Kann es sein, dass in Berlin das ganze Jahr Sommer ist? Die Diskussionen unserer Politiker dort wirken jedenfalls wie ein ständiges Sommerloch, in dem ad hoc nachgedacht und behauptet wird, um das Thema nach zwei Wochen wieder fallen zu lassen. Bei der Bundeswehr indes wird derzeit weiter in die Ferne geschaut. Nicht zum Hindukusch, nein, viel weiter. Das Dezernat Zukunftsanalyse am Zentrum für Transformation der Bundeswehr hat kürzlich eine Studie zu den Auswirkungen von "Peak Oil" vorgelegt, die hoffentlich nicht nur im Verteidigungsministerium gelesen wird.

Peak Oil bedeutet bekanntlich, dass die globale Ölförderung ihr Maximum erreicht hat. Ob dieser Fall bereits vor einigen Jahren eingetreten ist oder noch 10, 20 Jahre entfernt ist, ist eher ein akademischer Streit. Angesichts endlicher förderbarer Erdölressourcen ist Peak Oil unvermeidlich.

Nun sagen Optimisten, dass sei nicht weiter schlimm. Wenn nach dem Peak Oil der Ölpreis steige, werde das Geld irgendwann ganz von selbst in andere Energieformen investiert. Das Ergebnis sei ein quasi selbstorganisierter Übergang in eine postfossile globale Wirtschaft. Also alles kein Problem?
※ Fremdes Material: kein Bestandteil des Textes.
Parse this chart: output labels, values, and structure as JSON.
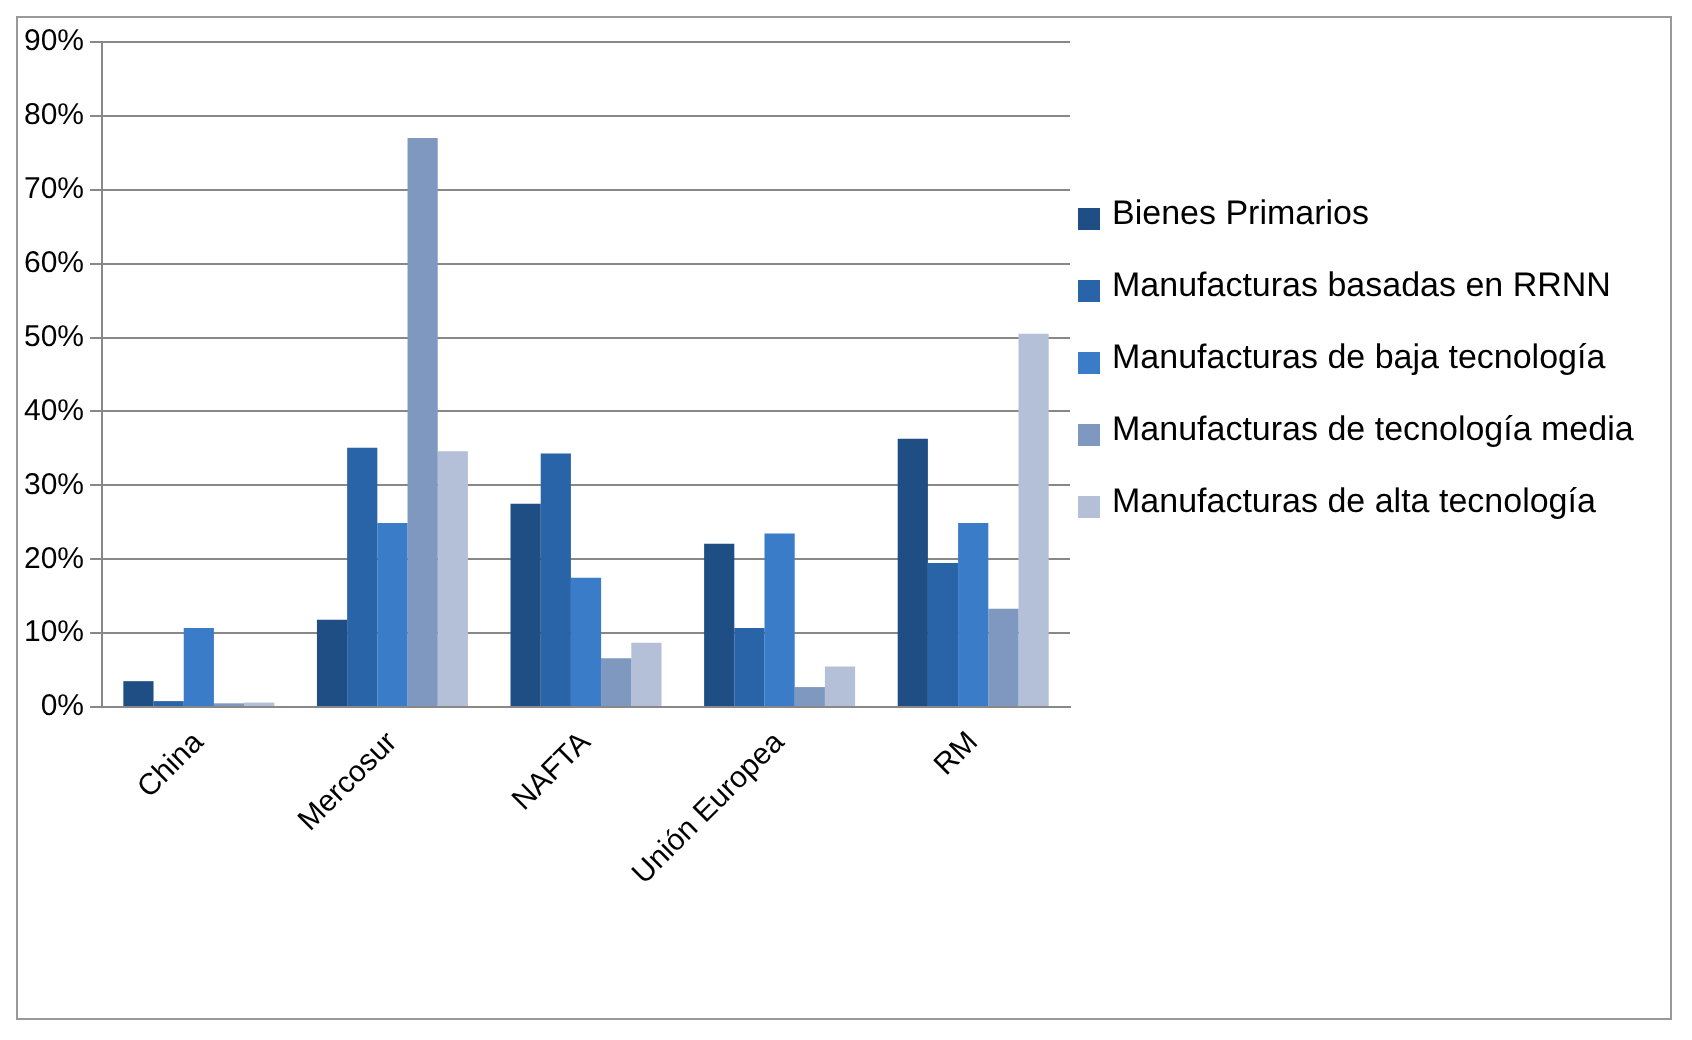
{
  "chart_data": {
    "type": "bar",
    "categories": [
      "China",
      "Mercosur",
      "NAFTA",
      "Unión Europea",
      "RM"
    ],
    "series": [
      {
        "name": "Bienes Primarios",
        "color": "#1f4e85",
        "values": [
          3.5,
          11.8,
          27.5,
          22.1,
          36.3
        ]
      },
      {
        "name": "Manufacturas basadas en RRNN",
        "color": "#2a64a8",
        "values": [
          0.8,
          35.1,
          34.3,
          10.7,
          19.5
        ]
      },
      {
        "name": "Manufacturas de baja tecnología",
        "color": "#3a7cc8",
        "values": [
          10.7,
          24.9,
          17.5,
          23.5,
          24.9
        ]
      },
      {
        "name": "Manufacturas de tecnología media",
        "color": "#7f98c0",
        "values": [
          0.5,
          77.0,
          6.6,
          2.7,
          13.3
        ]
      },
      {
        "name": "Manufacturas de alta tecnología",
        "color": "#b4c0d8",
        "values": [
          0.6,
          34.6,
          8.7,
          5.5,
          50.5
        ]
      }
    ],
    "ylim": [
      0,
      90
    ],
    "yticks": [
      {
        "value": 0,
        "label": "0%"
      },
      {
        "value": 10,
        "label": "10%"
      },
      {
        "value": 20,
        "label": "20%"
      },
      {
        "value": 30,
        "label": "30%"
      },
      {
        "value": 40,
        "label": "40%"
      },
      {
        "value": 50,
        "label": "50%"
      },
      {
        "value": 60,
        "label": "60%"
      },
      {
        "value": 70,
        "label": "70%"
      },
      {
        "value": 80,
        "label": "80%"
      },
      {
        "value": 90,
        "label": "90%"
      }
    ],
    "grid": "y",
    "legend": "right"
  }
}
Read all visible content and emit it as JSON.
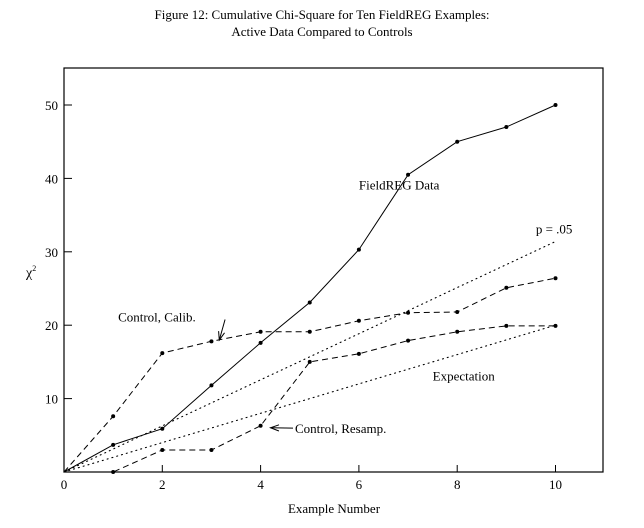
{
  "title_line1": "Figure 12:  Cumulative  Chi-Square  for  Ten FieldREG  Examples:",
  "title_line2": "Active Data Compared to Controls",
  "chart_data": {
    "type": "line",
    "title": "Figure 12: Cumulative Chi-Square for Ten FieldREG Examples: Active Data Compared to Controls",
    "xlabel": "Example Number",
    "ylabel": "χ²",
    "xlim": [
      0,
      11
    ],
    "ylim": [
      0,
      55
    ],
    "xticks": [
      0,
      2,
      4,
      6,
      8,
      10
    ],
    "yticks": [
      10,
      20,
      30,
      40,
      50
    ],
    "grid": false,
    "x": [
      0,
      1,
      2,
      3,
      4,
      5,
      6,
      7,
      8,
      9,
      10
    ],
    "series": [
      {
        "name": "FieldREG Data",
        "style": "solid",
        "markers": true,
        "values": [
          0,
          3.7,
          5.9,
          11.8,
          17.6,
          23.1,
          30.3,
          40.5,
          45.0,
          47.0,
          50.0
        ]
      },
      {
        "name": "Control, Calib.",
        "style": "dashed",
        "markers": true,
        "values": [
          0,
          7.6,
          16.2,
          17.8,
          19.1,
          19.1,
          20.6,
          21.7,
          21.8,
          25.1,
          26.4
        ]
      },
      {
        "name": "Control, Resamp.",
        "style": "dashed",
        "markers": true,
        "values": [
          0,
          0.0,
          3.0,
          3.0,
          6.3,
          15.0,
          16.1,
          17.9,
          19.1,
          19.9,
          19.9
        ]
      },
      {
        "name": "p = .05",
        "style": "dotted",
        "markers": false,
        "values": [
          0,
          3.14,
          6.28,
          9.42,
          12.56,
          15.7,
          18.84,
          21.98,
          25.12,
          28.26,
          31.4
        ]
      },
      {
        "name": "Expectation",
        "style": "dotted",
        "markers": false,
        "values": [
          0,
          2,
          4,
          6,
          8,
          10,
          12,
          14,
          16,
          18,
          20
        ]
      }
    ],
    "annotations": [
      {
        "text": "FieldREG Data",
        "x": 6.0,
        "y": 38.5
      },
      {
        "text": "p = .05",
        "x": 9.6,
        "y": 32.5
      },
      {
        "text": "Control, Calib.",
        "x": 1.1,
        "y": 20.5,
        "arrow_to": [
          3.2,
          17.7
        ]
      },
      {
        "text": "Expectation",
        "x": 7.5,
        "y": 12.5
      },
      {
        "text": "Control, Resamp.",
        "x": 4.7,
        "y": 5.3,
        "arrow_to": [
          4.1,
          6.3
        ]
      }
    ]
  }
}
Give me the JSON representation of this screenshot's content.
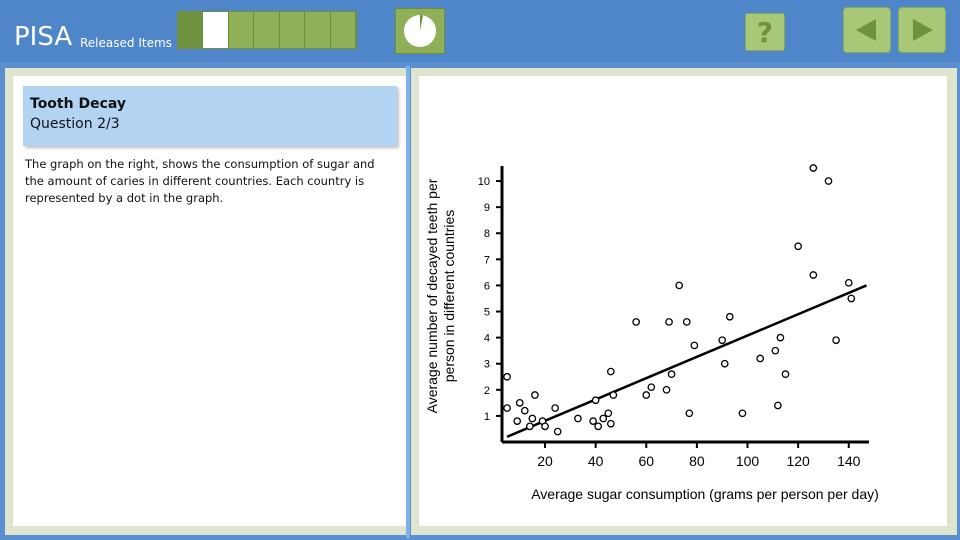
{
  "header": {
    "brand": "PISA",
    "subtitle": "Released Items",
    "progress": {
      "total": 7,
      "current": 2
    },
    "timer_fraction_elapsed": 0.03
  },
  "nav": {
    "help_label": "?",
    "back_icon": "triangle-left-icon",
    "next_icon": "triangle-right-icon"
  },
  "question": {
    "title": "Tooth Decay",
    "number": "Question 2/3",
    "text": "The graph on the right, shows the consumption of sugar and the amount of caries in different countries. Each country is represented by a dot in the graph."
  },
  "colors": {
    "topbar": "#4f86c9",
    "progress_green": "#8fb056",
    "button_green": "#a8c878",
    "header_blue": "#b3d3f2"
  },
  "chart_data": {
    "type": "scatter",
    "xlabel": "Average sugar consumption (grams per person per day)",
    "ylabel_lines": [
      "Average number of decayed teeth per",
      "person in different countries"
    ],
    "xticks": [
      20,
      40,
      60,
      80,
      100,
      120,
      140
    ],
    "yticks": [
      1,
      2,
      3,
      4,
      5,
      6,
      7,
      8,
      9,
      10
    ],
    "xlim": [
      3,
      148
    ],
    "ylim": [
      0,
      10.5
    ],
    "points": [
      [
        5,
        2.5
      ],
      [
        5,
        1.3
      ],
      [
        9,
        0.8
      ],
      [
        10,
        1.5
      ],
      [
        12,
        1.2
      ],
      [
        14,
        0.6
      ],
      [
        15,
        0.9
      ],
      [
        16,
        1.8
      ],
      [
        19,
        0.8
      ],
      [
        20,
        0.6
      ],
      [
        24,
        1.3
      ],
      [
        25,
        0.4
      ],
      [
        33,
        0.9
      ],
      [
        39,
        0.8
      ],
      [
        40,
        1.6
      ],
      [
        41,
        0.6
      ],
      [
        43,
        0.9
      ],
      [
        45,
        1.1
      ],
      [
        46,
        2.7
      ],
      [
        47,
        1.8
      ],
      [
        46,
        0.7
      ],
      [
        56,
        4.6
      ],
      [
        60,
        1.8
      ],
      [
        62,
        2.1
      ],
      [
        68,
        2.0
      ],
      [
        69,
        4.6
      ],
      [
        70,
        2.6
      ],
      [
        73,
        6.0
      ],
      [
        76,
        4.6
      ],
      [
        77,
        1.1
      ],
      [
        79,
        3.7
      ],
      [
        90,
        3.9
      ],
      [
        91,
        3.0
      ],
      [
        93,
        4.8
      ],
      [
        98,
        1.1
      ],
      [
        105,
        3.2
      ],
      [
        111,
        3.5
      ],
      [
        112,
        1.4
      ],
      [
        113,
        4.0
      ],
      [
        115,
        2.6
      ],
      [
        120,
        7.5
      ],
      [
        126,
        10.5
      ],
      [
        126,
        6.4
      ],
      [
        132,
        10.0
      ],
      [
        135,
        3.9
      ],
      [
        140,
        6.1
      ],
      [
        141,
        5.5
      ]
    ],
    "trendline": {
      "x": [
        5,
        147
      ],
      "y": [
        0.2,
        6.0
      ]
    }
  }
}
Das sehen die Bundeswehranalysten anders. Die Bundesrepublik bezieht zwar nur noch 20 Prozent ihres Öls aus OPEC-Ländern – vor den Ölkrisen der 1970er Jahre waren es noch 90 Prozent. Aber die drei Hauptölexporteure Russland, Großbritannien und Norwegen haben ihr Peak-Oil bereits hinter sich. Zudem ist Deutschland als selbsternannter Exportweltmeister mit seiner Leitindustrie Automobilität hochgradig in die fossile Weltwirtschaft eingebunden. Das bedeutet: Die Bundesrepublik wird sich den Verwerfungen, die ein knapperes und teureres Ölangebot weltweit mit sich bringt, auf keinen Fall entziehen können.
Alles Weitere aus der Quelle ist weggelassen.